Rollie Atkinson

There are 500,000 people living in Sonoma County and each of us has our own “sense of place” depending on many things, including when and how we got here. We all tend to think of the place where we live by our first impressions, our early school years or first homes, first jobs or first dates. We think of physical landmarks that by now may only exist in our personal memories.

Most of us have seen many changes to our towns, landscapes and the evolutions of local industries, our wine country, changing crossroads and a parade of memorable names such as Burbank, Dutton, Doyle, Trowbridge, Trione, Kortum, Parrish, Snoopy and Clo the Cow, to name but a very few.
If we were born here long enough ago, we might still think of Sebastopol with a daily train running down Main Street or a town with a department store (Carlson’s) where a budget-minded family could be clothed.
Prior to 1992, hundreds of semi-trailer trucks headed north or south through the great Redwood Empire and would rumble through the middle of Cloverdale, many stopping for a meal or coffee at the Owl Café. (Caltrans and city officials dedicated the new Highway 101 bypass 28 years ago.)
Until about that same time, the community of Windsor was only a small cluster of buildings near the NWPR rail crossing at Windsor River Road (think Pohley’s Market) and a Raley’s Shopping Center at the entrance to Lakewood Village, with not much in between except a Highway 101 overpass. If you grew up in Windsor before 1992 you went to high school in Healdsburg. (Windsor High School opened in 1995.) Maybe Windsor didn’t have its own high school back then, but thousands of kids crowded the Windsor Waterworks, with its towering flume slide and pools. A day pass cost $8.
The Russian River Wine Road was founded in 1976 with nine member-wineries. Today Wine Road counts more than 200 winery members. Those who arrived here around that time might remember the spring Prune Blossom Tours better than a wine road. Self-declared Healdsburg old-timers claim they can remember the day the first traffic stoplight was erected. Trowbridge Canoes rented aluminum canoes near Memorial Bridge where Soar Inflatables now operates.

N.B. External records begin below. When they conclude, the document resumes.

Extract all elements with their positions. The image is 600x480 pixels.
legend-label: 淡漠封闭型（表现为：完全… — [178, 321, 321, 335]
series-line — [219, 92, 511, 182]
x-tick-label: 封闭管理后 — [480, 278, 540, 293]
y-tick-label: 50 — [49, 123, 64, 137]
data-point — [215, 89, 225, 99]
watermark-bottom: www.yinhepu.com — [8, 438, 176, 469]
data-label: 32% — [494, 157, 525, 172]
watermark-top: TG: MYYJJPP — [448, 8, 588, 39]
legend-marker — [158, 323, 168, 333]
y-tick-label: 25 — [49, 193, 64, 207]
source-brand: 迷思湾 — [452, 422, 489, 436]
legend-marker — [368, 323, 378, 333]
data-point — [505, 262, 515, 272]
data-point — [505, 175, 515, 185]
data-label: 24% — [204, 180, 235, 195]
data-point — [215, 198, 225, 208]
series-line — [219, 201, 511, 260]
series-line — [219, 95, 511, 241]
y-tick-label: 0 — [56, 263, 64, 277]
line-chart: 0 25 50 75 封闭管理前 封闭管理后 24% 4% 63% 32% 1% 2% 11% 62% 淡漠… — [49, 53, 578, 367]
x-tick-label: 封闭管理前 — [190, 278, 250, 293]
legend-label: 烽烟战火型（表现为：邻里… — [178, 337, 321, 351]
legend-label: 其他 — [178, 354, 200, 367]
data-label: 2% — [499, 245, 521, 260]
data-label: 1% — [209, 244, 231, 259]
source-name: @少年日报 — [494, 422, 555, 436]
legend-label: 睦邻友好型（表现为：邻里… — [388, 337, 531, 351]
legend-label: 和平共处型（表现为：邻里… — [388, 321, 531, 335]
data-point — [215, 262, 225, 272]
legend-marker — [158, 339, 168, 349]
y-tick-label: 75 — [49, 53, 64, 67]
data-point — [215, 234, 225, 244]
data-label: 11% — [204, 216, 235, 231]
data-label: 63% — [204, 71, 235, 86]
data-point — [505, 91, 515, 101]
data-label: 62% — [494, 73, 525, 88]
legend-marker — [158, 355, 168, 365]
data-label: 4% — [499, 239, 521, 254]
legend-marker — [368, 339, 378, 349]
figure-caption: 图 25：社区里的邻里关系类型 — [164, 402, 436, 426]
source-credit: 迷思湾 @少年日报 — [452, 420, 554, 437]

When Oakville Grocery at Center and Matheson streets was still the city hall building, it is rumored all the important municipal business was conducted a block away in the back room of The Office, a popular bar with peanut snacks and a few sandwiches. Down the street was The Iceberg Café, a name that doesn’t evoke much wine country charm, does it?
Sebastopol had great restaurant names through the years. There was the Dapper Snapper, Zorbino’s, West of the Laguna and Pierre Laguorgue’s Chez Peyo. For almost four decades Forestville was the location of the sister-run L’Omelette. Guerneville had Otto’s Bakery and Garbo’s for nightly entertainment. Memories of Monte Rio’s Pink Elephant bar may often be accompanied with memories of historic hangovers, too. You could smoke tobacco inside Sebastopol’s Uncle Sam’s live music venue, but you had to take your marijuana out back. Uncle Sam’s was located just down the hill on Bodega Highway from Marty’s Top of the Hill.
For all these small towns that we swear almost never change except around the edges, it seems like there’s been some total makeovers in many places. Remember the tree-shaded wooden building of the Molino market at Occidental Road and Highway 116, now home to an acre of asphalt surrounding a gas station with a very busy set of stop lights and signals?  Healdsburg’s roundabout? Cloverdale’s south entrance or Windsor’s pending new civic center?
It is now being theorized that post-COVID-19 recovery may include a wave of business closures, changed consumer patterns and possible loss of historical buildings. To think, a virus could change our “sense of place,” too.